We do this as it is bad form (and potentially dangerous) to have a function that relies on an object that isn't explicitly put in the function. It we change our *border_patrol* object (such as by scraping a different file but calling that object *border_patrol*) and the function doesn't have that as an input, it will work differently than we expect. Since we called the object we scraped *sector_profile* for the first table, let's change that to *data* as not all tables are called Sector Profile.
```{r}
scrape_pdf <- function(list_of_tables,
table_number,
number_columns,
column_names) {
data <- list_of_tables[table_number]
data <- trimws(data)
data <- strsplit(data, "\n")
data <- data[[1]]
data <- data[grep("Miami", data):
grep("Nationwide Total", data)]
data <- str_split_fixed(data, " {2,}", number_columns)
data <- data.frame(data)
names(data) <- column_names
return(data)
}
```
Now let's run this function for each of the three tables we want to scrape, changing the function's parameters to work for each table.
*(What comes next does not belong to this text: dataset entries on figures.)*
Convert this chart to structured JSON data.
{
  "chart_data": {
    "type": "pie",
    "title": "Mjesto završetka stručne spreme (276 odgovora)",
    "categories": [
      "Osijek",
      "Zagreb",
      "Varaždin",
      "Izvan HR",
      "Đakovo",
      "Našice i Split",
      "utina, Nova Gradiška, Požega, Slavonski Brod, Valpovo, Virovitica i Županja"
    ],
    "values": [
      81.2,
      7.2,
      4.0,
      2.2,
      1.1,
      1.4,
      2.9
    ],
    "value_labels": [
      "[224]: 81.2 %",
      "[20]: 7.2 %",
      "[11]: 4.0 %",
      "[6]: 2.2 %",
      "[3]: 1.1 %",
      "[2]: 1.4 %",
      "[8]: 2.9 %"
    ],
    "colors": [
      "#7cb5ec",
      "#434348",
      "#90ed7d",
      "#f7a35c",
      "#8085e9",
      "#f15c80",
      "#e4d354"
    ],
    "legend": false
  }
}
To see what parameter values you need to input, look at the PDF itself or the screenshots in this lesson.
```{r}
table_1 <- scrape_pdf(list_of_tables = border_patrol,
table_number = 1,
number_columns = 10,
column_names = c("sector",
"agent_staffing",
"total_apprehensions",
"other_than_mexican_apprehensions",
"marijuana_pounds",
"cocaine_pounds",
"accepted_prosecutions",
"assaults",
"rescues",
"deaths"))
table_2 <- scrape_pdf(list_of_tables = border_patrol,
table_number = 2,
number_columns = 6,
column_names = c("sector",
"accompanied_juveniles",
"unaccompanied_juveniles",
"total_juveniles",
"total_adults",
"total_apprehensions"))
table_3 <- scrape_pdf(list_of_tables = border_patrol,
table_number = 3,
number_columns = 4,
column_names = c("sector",
"female",
"male",
"total_apprehensions"))
```
We can use the function `left_join()` from the `dplyr` package to combine the three tables into a single object. In the first table there are some asterisks after the final two row names in the Sector column. For our match to work properly we need to delete them, which we can do using `gsub()`.
```{r}
table_1$sector <- gsub("\\*", "", table_1$sector)
```
Now we can run `left_join()`. `left_join()` will automatically join based on shared column names in the two data sets we are joining. In our case this is "sector" and "total_apprehensions." All we need to input into `left_join()` is the name of the data sets we want to join together. `left_join()` can only combine two data sets at a time so we'll first join table_1 and table_2 and then join table_3 with the result of the first join, which we'll call "final_data."
```{r}
library(dplyr)
final_data <- left_join(table_1, table_2)
final_data <- left_join(final_data, table_3)
```
Let's take a look at the `head()` of this combined data.
```{r}
head(final_data)
```
In one data set we now have information from three separate tables in a PDF. We have now scraped three different tables from a PDF and turned them into a single data set, turning the PDF into actually usable (and useful) data!